Una vita fanciullesca è quella di Pete, agile ragazzo ingenuo e allupato che non si guarda, ma vive e basta. Quantomeno finché non finisca per osservare una donna con cui è abituato ad andare a letto in un giganteggiante filmato pornografico e capisca possa esistere un riflesso (l'atto erotico sotto i riflettori non è un nuovo incontro carnale fatto soltanto e unicamente per essere osservato, ripreso, filmato?). Capisce che può esistere un sogno, destinato di per sé a morire (e lui lo sa), ma che può essere perseguito comunque, cascasse il mondo anche solo pochi secondi sarà bello vivere accanto a Renée. Anche se tutta la tua variegata vita sarà incasellata dentro una scatola di casa asettica e fuori da reale. 

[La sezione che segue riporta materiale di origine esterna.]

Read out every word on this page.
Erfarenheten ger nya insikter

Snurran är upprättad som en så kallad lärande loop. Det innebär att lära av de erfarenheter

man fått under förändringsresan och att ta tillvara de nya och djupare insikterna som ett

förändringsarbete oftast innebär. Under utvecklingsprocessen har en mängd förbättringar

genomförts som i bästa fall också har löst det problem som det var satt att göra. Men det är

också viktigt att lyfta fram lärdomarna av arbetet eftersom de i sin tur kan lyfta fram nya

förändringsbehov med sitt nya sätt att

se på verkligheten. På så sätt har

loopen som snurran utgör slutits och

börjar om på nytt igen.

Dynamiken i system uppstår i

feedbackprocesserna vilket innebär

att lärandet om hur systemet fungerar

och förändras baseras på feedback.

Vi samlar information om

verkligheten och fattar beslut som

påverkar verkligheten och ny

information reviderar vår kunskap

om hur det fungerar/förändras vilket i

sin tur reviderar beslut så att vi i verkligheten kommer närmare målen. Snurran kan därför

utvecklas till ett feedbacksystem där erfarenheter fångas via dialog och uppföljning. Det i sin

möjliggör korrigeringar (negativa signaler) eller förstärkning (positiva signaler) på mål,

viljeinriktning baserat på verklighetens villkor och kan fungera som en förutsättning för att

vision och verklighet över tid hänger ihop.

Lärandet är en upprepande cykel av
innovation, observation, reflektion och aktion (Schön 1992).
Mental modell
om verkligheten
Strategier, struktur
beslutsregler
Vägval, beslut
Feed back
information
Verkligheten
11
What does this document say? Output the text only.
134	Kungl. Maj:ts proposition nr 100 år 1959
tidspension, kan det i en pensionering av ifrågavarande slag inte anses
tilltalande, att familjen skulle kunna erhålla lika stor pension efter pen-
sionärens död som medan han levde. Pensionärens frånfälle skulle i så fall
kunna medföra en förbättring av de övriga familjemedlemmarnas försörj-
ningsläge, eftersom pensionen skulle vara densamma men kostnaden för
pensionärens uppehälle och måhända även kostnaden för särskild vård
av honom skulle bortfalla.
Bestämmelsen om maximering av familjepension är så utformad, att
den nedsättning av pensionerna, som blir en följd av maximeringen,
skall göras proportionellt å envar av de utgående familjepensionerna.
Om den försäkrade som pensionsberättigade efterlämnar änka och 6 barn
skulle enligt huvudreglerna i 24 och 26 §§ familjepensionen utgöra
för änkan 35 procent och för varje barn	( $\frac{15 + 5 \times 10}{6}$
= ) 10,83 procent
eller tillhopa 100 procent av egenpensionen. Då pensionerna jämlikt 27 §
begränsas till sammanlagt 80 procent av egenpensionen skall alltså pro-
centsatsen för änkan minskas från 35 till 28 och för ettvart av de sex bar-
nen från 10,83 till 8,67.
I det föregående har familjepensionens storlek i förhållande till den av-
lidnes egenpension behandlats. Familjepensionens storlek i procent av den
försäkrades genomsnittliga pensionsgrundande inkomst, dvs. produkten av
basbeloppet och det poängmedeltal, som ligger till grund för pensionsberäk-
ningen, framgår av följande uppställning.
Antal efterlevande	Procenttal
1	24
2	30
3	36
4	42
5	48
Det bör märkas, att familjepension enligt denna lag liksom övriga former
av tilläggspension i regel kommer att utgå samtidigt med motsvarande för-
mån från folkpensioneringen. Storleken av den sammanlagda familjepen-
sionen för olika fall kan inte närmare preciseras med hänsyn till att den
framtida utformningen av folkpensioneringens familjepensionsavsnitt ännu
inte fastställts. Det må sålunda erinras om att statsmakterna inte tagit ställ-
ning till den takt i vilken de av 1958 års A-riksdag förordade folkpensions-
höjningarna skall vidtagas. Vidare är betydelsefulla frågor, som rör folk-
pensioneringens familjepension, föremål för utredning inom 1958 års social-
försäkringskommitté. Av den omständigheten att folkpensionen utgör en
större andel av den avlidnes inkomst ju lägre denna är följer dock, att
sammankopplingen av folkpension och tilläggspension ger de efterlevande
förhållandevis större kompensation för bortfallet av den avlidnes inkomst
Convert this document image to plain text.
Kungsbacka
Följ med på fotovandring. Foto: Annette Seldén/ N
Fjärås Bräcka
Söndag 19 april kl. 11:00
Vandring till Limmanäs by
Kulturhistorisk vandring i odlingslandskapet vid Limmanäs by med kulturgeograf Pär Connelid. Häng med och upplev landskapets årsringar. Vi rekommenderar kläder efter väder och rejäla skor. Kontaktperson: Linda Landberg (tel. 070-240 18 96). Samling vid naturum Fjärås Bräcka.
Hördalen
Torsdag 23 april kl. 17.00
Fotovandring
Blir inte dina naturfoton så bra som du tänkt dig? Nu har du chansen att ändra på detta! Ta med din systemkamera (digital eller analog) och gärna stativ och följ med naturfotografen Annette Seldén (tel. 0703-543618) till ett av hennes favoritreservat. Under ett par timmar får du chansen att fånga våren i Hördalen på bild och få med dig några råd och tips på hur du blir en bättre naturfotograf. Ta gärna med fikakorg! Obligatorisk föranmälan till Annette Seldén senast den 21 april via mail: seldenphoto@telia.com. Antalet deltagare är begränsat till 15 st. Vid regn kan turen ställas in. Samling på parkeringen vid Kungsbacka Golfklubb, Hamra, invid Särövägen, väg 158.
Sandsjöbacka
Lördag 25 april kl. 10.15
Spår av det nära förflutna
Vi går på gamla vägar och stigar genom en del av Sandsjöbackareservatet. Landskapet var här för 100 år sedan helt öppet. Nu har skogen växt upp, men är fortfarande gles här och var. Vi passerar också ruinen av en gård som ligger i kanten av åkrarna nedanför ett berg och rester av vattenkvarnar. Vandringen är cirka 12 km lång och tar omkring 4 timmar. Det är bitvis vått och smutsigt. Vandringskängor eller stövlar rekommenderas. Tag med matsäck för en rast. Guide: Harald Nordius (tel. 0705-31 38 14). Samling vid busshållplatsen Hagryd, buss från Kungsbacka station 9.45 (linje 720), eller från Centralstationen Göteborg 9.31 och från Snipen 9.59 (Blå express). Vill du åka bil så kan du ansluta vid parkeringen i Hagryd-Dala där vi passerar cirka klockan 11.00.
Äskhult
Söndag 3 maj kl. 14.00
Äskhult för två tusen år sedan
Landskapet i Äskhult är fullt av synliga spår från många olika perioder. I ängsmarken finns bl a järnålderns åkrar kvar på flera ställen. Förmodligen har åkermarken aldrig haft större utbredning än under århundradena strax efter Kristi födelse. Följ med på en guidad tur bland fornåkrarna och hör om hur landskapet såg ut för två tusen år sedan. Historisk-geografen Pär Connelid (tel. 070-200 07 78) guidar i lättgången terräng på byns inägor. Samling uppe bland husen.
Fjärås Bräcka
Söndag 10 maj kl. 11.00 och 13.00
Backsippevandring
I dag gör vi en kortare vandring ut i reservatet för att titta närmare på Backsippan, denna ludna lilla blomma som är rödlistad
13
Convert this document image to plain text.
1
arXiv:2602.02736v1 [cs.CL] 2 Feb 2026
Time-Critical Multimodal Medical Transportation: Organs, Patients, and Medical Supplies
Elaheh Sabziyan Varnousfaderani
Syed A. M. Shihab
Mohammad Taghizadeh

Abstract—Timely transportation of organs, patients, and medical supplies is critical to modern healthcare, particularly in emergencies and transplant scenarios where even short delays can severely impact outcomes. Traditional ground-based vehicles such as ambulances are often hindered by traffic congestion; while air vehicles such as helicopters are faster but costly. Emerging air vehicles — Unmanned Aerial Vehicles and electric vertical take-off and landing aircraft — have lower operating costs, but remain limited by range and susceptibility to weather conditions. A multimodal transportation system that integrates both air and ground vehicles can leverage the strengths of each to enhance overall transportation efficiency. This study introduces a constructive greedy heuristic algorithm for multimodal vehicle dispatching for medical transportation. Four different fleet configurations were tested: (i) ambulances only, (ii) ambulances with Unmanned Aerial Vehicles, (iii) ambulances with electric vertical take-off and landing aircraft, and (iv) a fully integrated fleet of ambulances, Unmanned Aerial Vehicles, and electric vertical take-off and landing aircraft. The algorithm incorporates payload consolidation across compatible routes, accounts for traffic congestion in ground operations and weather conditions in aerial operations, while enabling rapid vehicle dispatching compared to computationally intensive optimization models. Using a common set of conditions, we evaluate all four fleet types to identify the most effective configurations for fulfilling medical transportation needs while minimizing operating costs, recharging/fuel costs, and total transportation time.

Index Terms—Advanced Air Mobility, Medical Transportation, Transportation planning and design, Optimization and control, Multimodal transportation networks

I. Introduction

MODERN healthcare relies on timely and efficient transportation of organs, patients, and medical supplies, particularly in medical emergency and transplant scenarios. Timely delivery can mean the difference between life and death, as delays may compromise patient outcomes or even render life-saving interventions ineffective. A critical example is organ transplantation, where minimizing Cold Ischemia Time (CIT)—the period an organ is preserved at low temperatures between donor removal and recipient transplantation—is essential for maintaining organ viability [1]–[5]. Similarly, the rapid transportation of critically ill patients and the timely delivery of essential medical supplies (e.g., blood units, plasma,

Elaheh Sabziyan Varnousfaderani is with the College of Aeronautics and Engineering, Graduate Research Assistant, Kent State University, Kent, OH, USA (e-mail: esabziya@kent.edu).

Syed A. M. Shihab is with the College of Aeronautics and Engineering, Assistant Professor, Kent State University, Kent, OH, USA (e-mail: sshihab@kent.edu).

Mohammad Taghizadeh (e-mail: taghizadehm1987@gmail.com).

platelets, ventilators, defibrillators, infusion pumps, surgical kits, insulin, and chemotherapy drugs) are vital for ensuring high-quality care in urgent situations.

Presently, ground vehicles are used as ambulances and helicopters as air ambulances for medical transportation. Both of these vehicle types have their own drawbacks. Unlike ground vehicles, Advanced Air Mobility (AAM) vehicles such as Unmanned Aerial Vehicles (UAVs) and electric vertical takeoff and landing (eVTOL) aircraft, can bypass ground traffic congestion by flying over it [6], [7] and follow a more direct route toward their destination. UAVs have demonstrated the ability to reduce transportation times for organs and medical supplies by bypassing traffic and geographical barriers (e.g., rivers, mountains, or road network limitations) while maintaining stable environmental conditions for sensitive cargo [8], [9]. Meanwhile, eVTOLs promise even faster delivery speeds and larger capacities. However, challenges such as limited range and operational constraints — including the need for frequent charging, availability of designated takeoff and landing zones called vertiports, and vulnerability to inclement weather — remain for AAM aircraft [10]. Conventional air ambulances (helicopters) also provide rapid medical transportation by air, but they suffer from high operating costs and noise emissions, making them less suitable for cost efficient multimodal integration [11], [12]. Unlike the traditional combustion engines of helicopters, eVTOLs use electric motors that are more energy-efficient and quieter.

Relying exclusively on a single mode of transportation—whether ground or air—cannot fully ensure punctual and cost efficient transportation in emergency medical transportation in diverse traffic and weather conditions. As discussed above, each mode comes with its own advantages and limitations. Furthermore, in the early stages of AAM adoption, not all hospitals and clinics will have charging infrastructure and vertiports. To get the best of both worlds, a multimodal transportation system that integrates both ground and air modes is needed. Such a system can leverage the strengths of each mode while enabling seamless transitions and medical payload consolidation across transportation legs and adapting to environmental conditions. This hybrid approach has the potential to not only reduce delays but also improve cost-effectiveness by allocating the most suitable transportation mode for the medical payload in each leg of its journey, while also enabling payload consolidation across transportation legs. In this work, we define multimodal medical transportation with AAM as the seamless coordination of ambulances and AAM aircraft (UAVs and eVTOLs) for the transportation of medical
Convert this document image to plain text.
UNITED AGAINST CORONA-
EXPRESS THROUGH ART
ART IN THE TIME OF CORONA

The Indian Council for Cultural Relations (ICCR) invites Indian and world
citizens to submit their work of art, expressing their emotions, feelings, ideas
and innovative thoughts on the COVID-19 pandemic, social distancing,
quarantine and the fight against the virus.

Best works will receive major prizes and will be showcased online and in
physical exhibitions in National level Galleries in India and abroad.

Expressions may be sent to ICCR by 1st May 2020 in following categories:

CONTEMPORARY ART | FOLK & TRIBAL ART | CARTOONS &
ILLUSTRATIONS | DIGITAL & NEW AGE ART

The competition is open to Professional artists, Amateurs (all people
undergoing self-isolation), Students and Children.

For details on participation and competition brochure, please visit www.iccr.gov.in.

Finché si deciderà di tornare indietro dall'esplosione, di non permettere a Alice di morire, magari, nell'esplosione, o comunque di non permetterle di fargli quello che gli ha effettivamente fatto, e metterla al suo posto giusto, in un umiliante delirio di onnipotenza che - vogliamo chiamarla follia? - è l'unica possibile vera felicità (americana, universale). Nel tilt nervoso degli ultimi minuti di Lost Highway, quando effettivamente Pete prende la decisione di trasformarsi in Fred (già di per sé condannato a morte), è iniziato il sogno, la perversione dell'immagine, del guardarsi, del riprodursi avidamente e in maniera frustrante in un mondo coatto e indecifrabile, in cui qualcosa sfugge (al protagonista come a noi) e Lynch non fa altro che riprendere, sornione nanetto malvagio, e perversamente si diverte a riportare il suo protagonista (quasi avulso dalla trama stessa, quasi vivo di vita propria) nella sua triste realtà fallimentare, perché il mondo continua a girare e abbiamo visto il risibile tentativo di un uomo di corrompere, di quel mondo, un ingranaggio. Il motore è davanti ai nostri occhi, siamo noi a tenere gli specchi riflettenti, perché amiamo guardarci e amiamo vivere nel nostro sguardo. Di esseri umani. Di spettatori.